My neighbour loves the Sussexes. He told me that since their Netflix deal was announced, his mind has been deeply considering that thing they said about “creating content that informs but also gives hope.” What if Harry and Meghan considered that Nigerian story that focuses on irrigating and transforming parts of the Sahara Desert with flooded waters, as part of their priority documentary in the recent deal? The transformational element of the story, especially the inspirational aspect in which the power of a natural disaster is harnessed to cancel out the perennial threat of another wonder of nature, in his view, raises the appeal of the project by many notches. I must say I was intrigued as he unpacked the idea for me. His premise was how we may turn some of our biggest challenges to symbols of hope and inspiration, in a very entertaining way. How we may convert the devastation of flooding to representations of beauty and certainty, in a world desperately looking for dependable anchors.
He did not know when the association first entered his mind. At first, he wondered if there was any connection at all between what Harry and Megan said and the devastation unfolding before him as flooded waters wreaked havoc on farmlands in parts of Nigeria recently. At the back of his mind was the statement he had been mulling over, in front of him were the disturbing pictures – the loss of lives, the destruction of farmlands, and the bigger threat of famine.

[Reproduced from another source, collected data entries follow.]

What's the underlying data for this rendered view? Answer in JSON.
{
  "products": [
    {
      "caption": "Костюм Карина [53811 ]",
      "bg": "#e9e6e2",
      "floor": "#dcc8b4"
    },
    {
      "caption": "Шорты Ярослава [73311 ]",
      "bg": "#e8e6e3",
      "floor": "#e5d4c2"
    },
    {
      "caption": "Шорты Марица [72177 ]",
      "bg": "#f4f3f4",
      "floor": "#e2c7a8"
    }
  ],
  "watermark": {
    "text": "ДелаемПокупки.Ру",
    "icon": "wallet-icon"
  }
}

Is there any beauty in the moving monster? Or can any beauty be extracted out of the moving monster? Eventually, it dawned on him that there was an interesting connection between the two. Creatively channel flooded waters into the Sahara Desert, to check desert encroachment and its attendant challenges, irrigate parts of the desert and convert them to farmlands so that you convert nature’s destruction in one area to nature’s prosperity in another. Identify heroes from among families and communities at both ends, the Sahara Desert end and the flooding end; merge their experiences together to forge an entertaining tapestry laden with humor, suspense, courage, love, faith, resilience, education and the other elements that make for a compelling documentary.
I thought the idea was an interesting way of converting two perennial and intimidating ‘enemies’ to allies. The problem of the Sahara Desert and the problem of flooding have sort of compounded in recent decades. Why not use one to knock or cancel out the other? Can anyone fault the hope-enabling quotient in such an idea?